Dr. Adrienne Gordon (Neonatologist, Australia)

University of Sydney and Royal Prince Alfred Hospital

Dr Gordon is a Senior Staff Specialist Neonatologist in the RPA Centre for Newborn Care and NHMRC Early Career Fellow at the University of Sydney. She has a Masters of Public Health and a PhD in stillbirth causes, risk and recurrence and is particularly interested in perinatal topics with a public health impact. Keys areas of research include stillbirth, adverse pregnancy outcome and preconception health. She is an avid supporter of evidence based policy and practice and is passionate about translating research into clinical care. She is a chief investigator on the Australian Stillbirth CRE and founded the Sydney local health district iSAIL ( integrated support after infant loss) service.

Dr. KeelIn O’Donoghue, (Obstetrician, Ireland)

University College Cork, Cork University Maternity Hospital, HSE

Conference Chair for ISA 2017 Cork, Keelin O’Donoghue is a medical graduate of University College Dublin and a Fellow of the Royal College of Obstetrics and Gynaecologists. She received her PhD in Obstetrics/Gynaecology from the University of London in 2005 and completed RCOG sub-speciality training in Maternal/Fetal Medicine at Queen Charlotte’s Hospital London in 2007. Keelin has worked as a Consultant Obstetrician/Gynaecologist and Senior Lecturer at Cork University Maternity Hospital and University College Cork since 2007, where she established and leads the pregnancy loss services. Keelin’s research interests include prenatal diagnosis, miscarriage, stillbirth, perinatal palliative care and multiple pregnancy. She heads the multi-disciplinary pregnancy loss research group at CUMH. Her work has resulted in >110 peer-reviewed original papers and >280 published conference proceedings. Keelin joined the INFANT centre at UCC as an SFI-funded Principal Investigator in June 2016. In March 2017, she took up the role of National Implementation Lead for the Bereavements Standards in Pregnancy loss and Perinatal Death, within the HSE National Women and Infants’ Health Programme.

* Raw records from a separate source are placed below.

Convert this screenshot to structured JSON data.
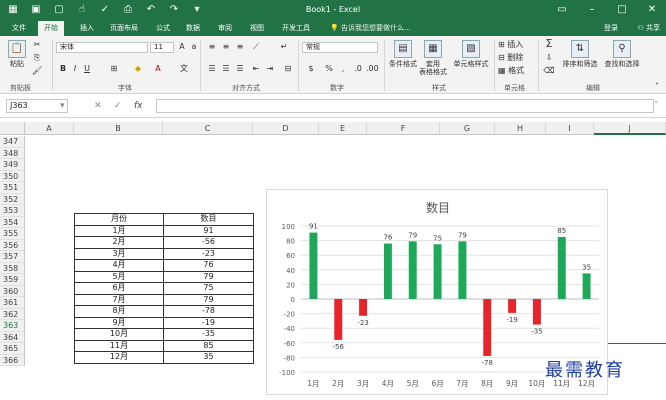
{
  "app": {
    "window_title": "Book1 - Excel",
    "sign_in": "登录",
    "share": "共享",
    "tell_me": "告诉我您想要做什么..."
  },
  "tabs": [
    "文件",
    "开始",
    "插入",
    "页面布局",
    "公式",
    "数据",
    "审阅",
    "视图",
    "开发工具"
  ],
  "active_tab": "开始",
  "ribbon": {
    "clipboard": {
      "label": "剪贴板",
      "paste": "粘贴"
    },
    "font": {
      "label": "字体",
      "font_name": "宋体",
      "font_size": "11",
      "bold": "B",
      "italic": "I",
      "underline": "U"
    },
    "alignment": {
      "label": "对齐方式"
    },
    "number": {
      "label": "数字",
      "format": "常规",
      "percent": "%"
    },
    "styles": {
      "label": "样式",
      "conditional": "条件格式",
      "table": "套用\n表格格式",
      "cell_styles": "单元格样式"
    },
    "cells": {
      "label": "单元格",
      "insert": "插入",
      "delete": "删除",
      "format": "格式"
    },
    "editing": {
      "label": "编辑",
      "sum": "Σ",
      "sort": "排序和筛选",
      "find": "查找和选择"
    }
  },
  "formula_bar": {
    "name_box": "J363",
    "fx": "fx",
    "value": ""
  },
  "columns": [
    "A",
    "B",
    "C",
    "D",
    "E",
    "F",
    "G",
    "H",
    "I",
    "J"
  ],
  "rows": [
    "347",
    "348",
    "349",
    "350",
    "351",
    "352",
    "353",
    "354",
    "355",
    "356",
    "357",
    "358",
    "359",
    "360",
    "361",
    "362",
    "363",
    "364",
    "365",
    "366"
  ],
  "selected_row": "363",
  "table": {
    "headers": [
      "月份",
      "数目"
    ],
    "rows": [
      [
        "1月",
        "91"
      ],
      [
        "2月",
        "-56"
      ],
      [
        "3月",
        "-23"
      ],
      [
        "4月",
        "76"
      ],
      [
        "5月",
        "79"
      ],
      [
        "6月",
        "75"
      ],
      [
        "7月",
        "79"
      ],
      [
        "8月",
        "-78"
      ],
      [
        "9月",
        "-19"
      ],
      [
        "10月",
        "-35"
      ],
      [
        "11月",
        "85"
      ],
      [
        "12月",
        "35"
      ]
    ]
  },
  "chart_data": {
    "type": "bar",
    "title": "数目",
    "categories": [
      "1月",
      "2月",
      "3月",
      "4月",
      "5月",
      "6月",
      "7月",
      "8月",
      "9月",
      "10月",
      "11月",
      "12月"
    ],
    "values": [
      91,
      -56,
      -23,
      76,
      79,
      75,
      79,
      -78,
      -19,
      -35,
      85,
      35
    ],
    "ylim": [
      -100,
      100
    ],
    "yticks": [
      -100,
      -80,
      -60,
      -40,
      -20,
      0,
      20,
      40,
      60,
      80,
      100
    ],
    "grid": true,
    "positive_color": "#1ea85a",
    "negative_color": "#e8232a"
  },
  "watermark": "最需教育",
  "colors": {
    "excel_green": "#217346"
  }
}
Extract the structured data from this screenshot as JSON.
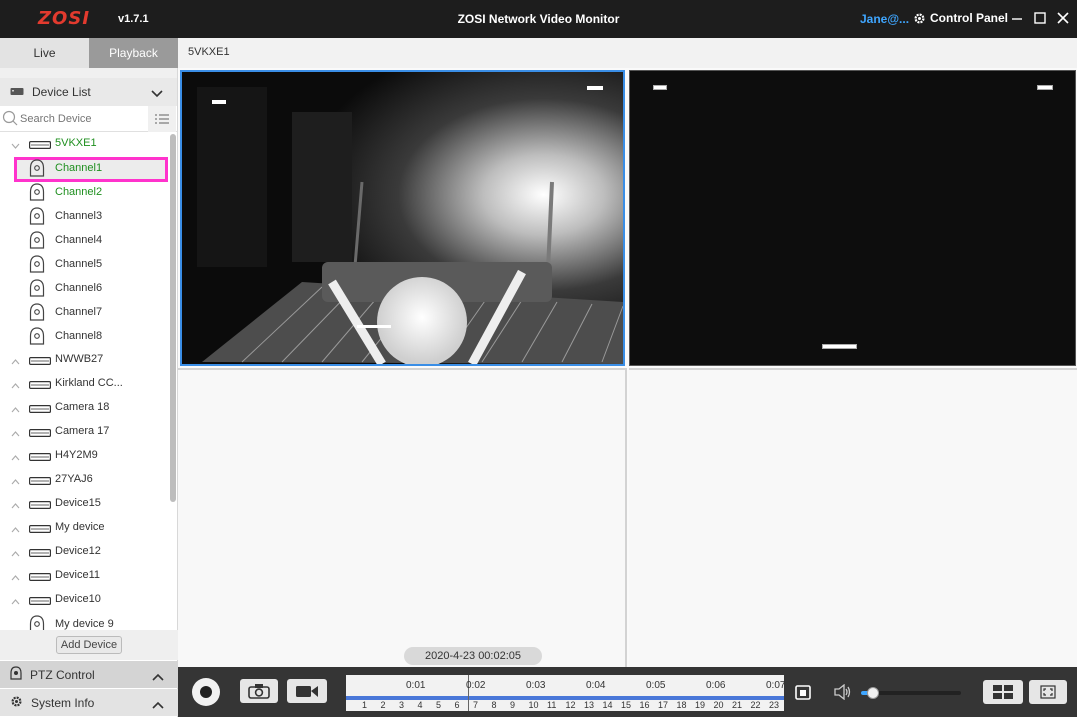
{
  "app": {
    "brand": "ZOSI",
    "version": "v1.7.1",
    "title": "ZOSI Network Video Monitor",
    "user": "Jane@...",
    "control_panel": "Control Panel",
    "brand_color": "#e23a2e",
    "accent_color": "#3fa6ff"
  },
  "tabs": [
    {
      "label": "Live",
      "active": false
    },
    {
      "label": "Playback",
      "active": true
    }
  ],
  "breadcrumb": "5VKXE1",
  "sidebar": {
    "device_list_label": "Device List",
    "search_placeholder": "Search Device",
    "tree": [
      {
        "type": "device",
        "name": "5VKXE1",
        "expanded": true,
        "highlight": true
      },
      {
        "type": "channel",
        "name": "Channel1",
        "selected": true,
        "highlight": true
      },
      {
        "type": "channel",
        "name": "Channel2",
        "highlight": true
      },
      {
        "type": "channel",
        "name": "Channel3"
      },
      {
        "type": "channel",
        "name": "Channel4"
      },
      {
        "type": "channel",
        "name": "Channel5"
      },
      {
        "type": "channel",
        "name": "Channel6"
      },
      {
        "type": "channel",
        "name": "Channel7"
      },
      {
        "type": "channel",
        "name": "Channel8"
      },
      {
        "type": "device",
        "name": "NWWB27"
      },
      {
        "type": "device",
        "name": "Kirkland CC..."
      },
      {
        "type": "device",
        "name": "Camera 18"
      },
      {
        "type": "device",
        "name": "Camera 17"
      },
      {
        "type": "device",
        "name": "H4Y2M9"
      },
      {
        "type": "device",
        "name": "27YAJ6"
      },
      {
        "type": "device",
        "name": "Device15"
      },
      {
        "type": "device",
        "name": "My device"
      },
      {
        "type": "device",
        "name": "Device12"
      },
      {
        "type": "device",
        "name": "Device11"
      },
      {
        "type": "device",
        "name": "Device10"
      },
      {
        "type": "channel",
        "name": "My device 9"
      }
    ],
    "add_device": "Add Device",
    "ptz_control": "PTZ Control",
    "system_info": "System Info"
  },
  "playback": {
    "datetime": "2020-4-23 00:02:05",
    "time_labels": [
      "0:01",
      "0:02",
      "0:03",
      "0:04",
      "0:05",
      "0:06",
      "0:07"
    ],
    "channel_numbers": [
      "1",
      "2",
      "3",
      "4",
      "5",
      "6",
      "7",
      "8",
      "9",
      "10",
      "11",
      "12",
      "13",
      "14",
      "15",
      "16",
      "17",
      "18",
      "19",
      "20",
      "21",
      "22",
      "23"
    ],
    "volume": 0.12
  }
}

Sue Steen (Perinatal Nurse Navigator, USA)

Maple Grove Hospital, Bethel University

Sue’s nursing and teaching career spans over 30 years. Sue has done research in the area of perinatal bereavement and works as a Perinatal Nurse Navigator at Maple Grove Hospital, with families who have suffered the early or late loss of a baby. She is also an adjunct nursing professor at Bethel University and has practiced maternal child nursing in a variety of settings. Sue, along with her co-founder, Lynn Zdechlik, is currently developing a high-risk perinatal program (www.birthwithdignity.org) at a hospital in Mbale, Uganda. They are teaching nurses how to prevent maternal and newborn death and how to care for families who suffer a stillbirth. Sue has published a number of articles related to faith development in children, nursing education, and perinatal bereavement. She has also led many nursing workshops in the US and Spain! Sue has two grown daughters and lives in Minneapolis with her husband, Ted.